Vocabulary
What it is
Vocabulary is the set of all unique terms (words, subwords, or characters) appearing in a corpus. Size of vocabulary depends on text collection and how terms are defined (word-level, subword, or character-level). Understanding vocabulary size, growth, and distribution is fundamental to corpus analysis, IR, and NLP system design.
[illustrate: Vocabulary spectrum from small domain (medical corpus ~5k unique terms) to large general corpus (Wikipedia ~1M unique words)]
How it works
-
Definition:
- V = set of unique terms in corpus
- |V| = vocabulary size (unique term count)
- Contrasts with token count (total occurrences)
-
Vocabulary growth:
- As corpus size increases, vocabulary grows (Heaps’ Law: V ≈ k × N^β)
- β ≈ 0.4–0.6 depending on language and domain
- Larger β: diverse vocabulary; smaller β: repetitive text
-
Measurement:
- Type-token ratio (TTR): |V| / token_count
- High TTR: lexically diverse (literary text)

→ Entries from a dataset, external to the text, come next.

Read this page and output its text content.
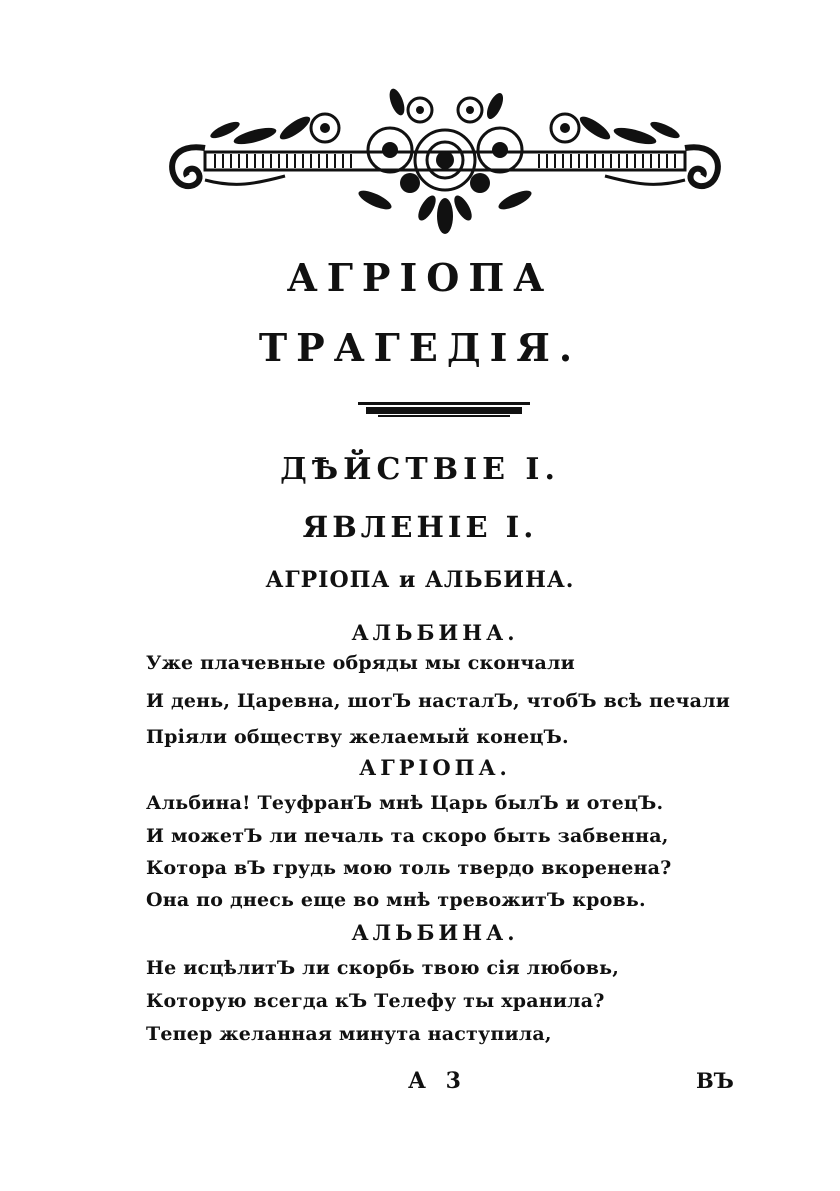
АГРІОПА
ТРАГЕДІЯ.
ДѢЙСТВІЕ I.
ЯВЛЕНІЕ I.
АГРІОПА и АЛЬБИНА.
АЛЬБИНА.
Уже плачевные обряды мы скончали
И день, Царевна, шотЪ насталЪ, чтобЪ всѣ печали
Пріяли обществу желаемый конецЪ.
АГРІОПА.
Альбина! ТеуфранЪ мнѣ Царь былЪ и отецЪ.
И можетЪ ли печаль та скоро быть забвенна,
Котора вЪ грудь мою толь твердо вкоренена?
Она по днесь еще во мнѣ тревожитЪ кровь.
АЛЬБИНА.
Не исцѣлитЪ ли скорбь твою сія любовь,
Которую всегда кЪ Телефу ты хранила?
Тепер желанная минута наступила,
А 3	ВЪ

- Low TTR: repetitive (children’s books, technical docs)
Example
Corpus: "The cat sat on the mat. The cat was fat."
Tokens: 14 (including punctuation)
Types (vocabulary): {the, cat, sat, on, mat, was, fat, .} = 8 unique terms
TTR: 8 / 14 ≈ 0.57
# Scaling:
Small corpus (1k tokens) → ~300 unique terms
Wikipedia (4B tokens) → ~170k unique words (English)
SQuAD dataset (100M tokens) → ~40k unique words
Variants and history
Vocabulary analysis dates to computational linguistics (1960s–70s). Type-token ratio and vocabulary growth are classical measures. Zipf’s Law explains vocabulary distribution (most words are rare). Heaps’ Law predicts vocabulary size from corpus size. Modern NLP uses subword vocabularies (50k–256k tokens) rather than word-level, learned via BPE or SentencePiece.
When to use it
Understand vocabulary when:
- Designing tokenisers and preprocessing
- Analyzing corpus diversity and richness
- Estimating model capacity (embeddings × vocab size)
- Comparing corpora across languages or domains
- Understanding language learning curves
Vocabulary size influences model design: BERT uses 30k; GPT-3 uses 50k. Larger vocabularies help with diverse text; smaller vocabularies reduce model size.